When you start up CPA, it should tell you what the location of the sqlite db is that it’s using. Since it looks like your db is small, you could just send that to me and I could take a look at it myself.

For your second question:

Did you click the lasso tool at the top of the scatterplot frame? This is a fairly recent addition.

How did you get to the data table? Did you just launch it from CPA and then open the per-object table from there? I attached an image of what I get when I double click a ‘*’ cell in the per-object datatable, you can see that there’s a little white box drawn where the center of the selected object is. If your images are large, it may be that you have to scroll to see the box. Careful not to click on the image though, or it will select the nearest cell to where you click.

Oh, re-reading your reply it sounds like you’re actually looking at the enrichments table… is that right? If that’s the case then each row is going to be per-image (default) anyway.

I don’t think so, unless I misunderstood something.

The SQL statement returns a value of 0.0 when the LowerQuartileIntensity_OrigBlue field is divided by 2. So, it appears that the field can be operated on as a floating pt value. The scatterplot problem was apparently an issue with my eyes not being able to see the white box. Sorry about any confusion. I included the specific error and trackback message listed in the classifier window when cross validation testing does not work. I also attached the measurement database to see if you can find the field causing the problems.

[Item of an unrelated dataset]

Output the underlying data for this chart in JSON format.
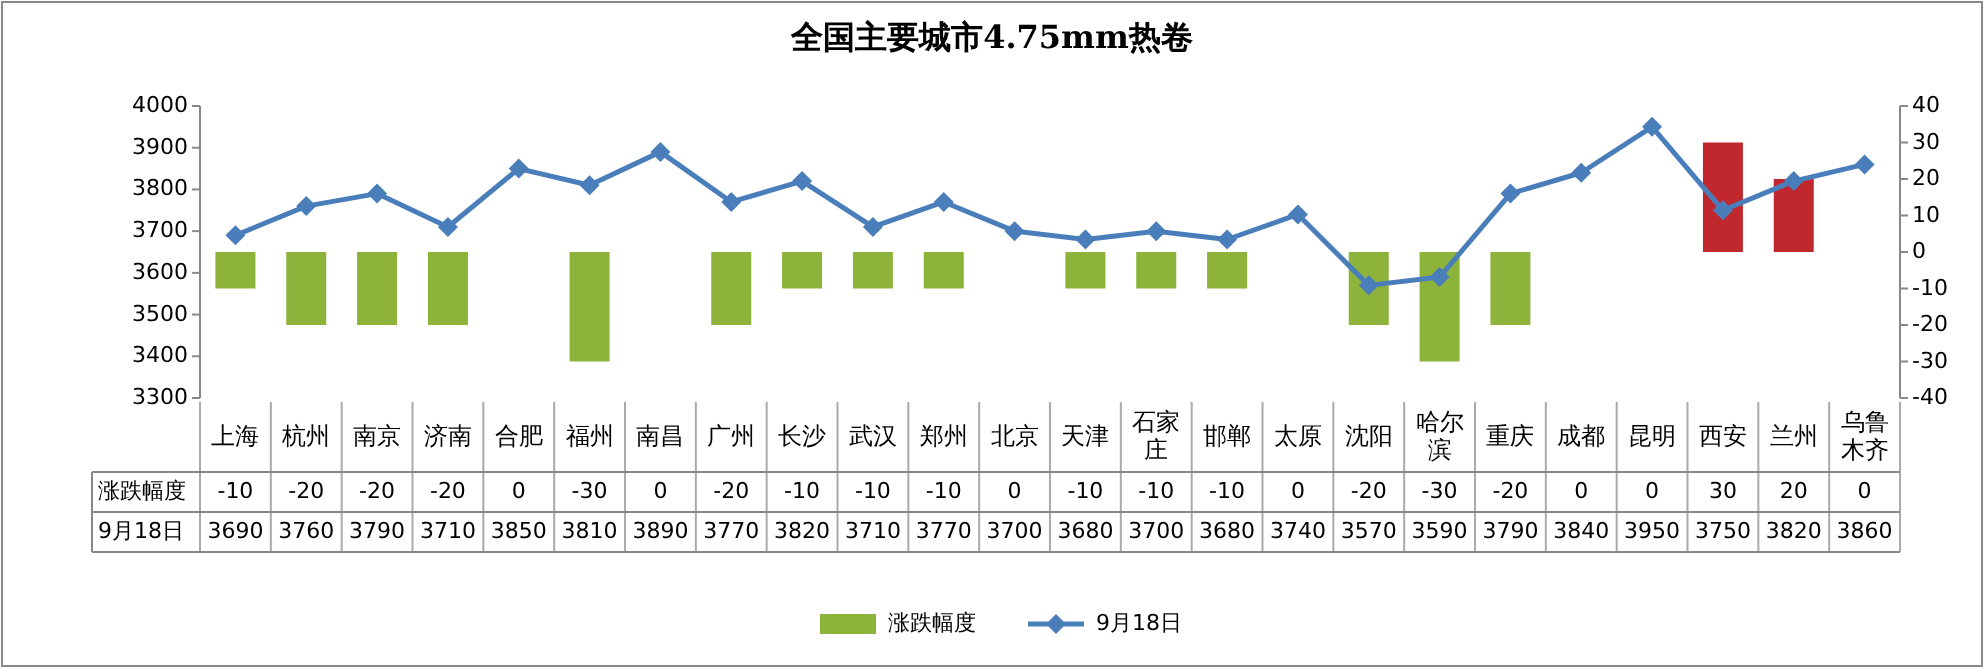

An error occurred in the program:
TypeError: ‘NoneType’ object is not iterable

Traceback (most recent call last):
File “classifier.pyc”, line 843, in OnCheckProgress
File “fastgentleboosting.pyc”, line 62, in CheckProgress
IGFBP2_2class.rar (3.77 MB)

Are you sure that’s the whole traceback? fastgentleboosting line 62 in by itself wouldn’t cause the error that you pasted.

Also, I looked at your db and all the types look fine. Somewhat concerning however is the fact that there are only two images… this is almost definitely a case that we’ve never seen before. I’ll try copying our example database and deleting all but 2 rows from it to see how it fares.

I have removed the illumination correction part of the image analysis and the number of images processed to try to eliminate sources of uncertainty in the troubleshooting process. I will try including more images to test if it is a special case with only two images.

Please double check the traceback too. Not knowing exactly what code is generating the error is making it really difficult to hypothesize why it’s occurring.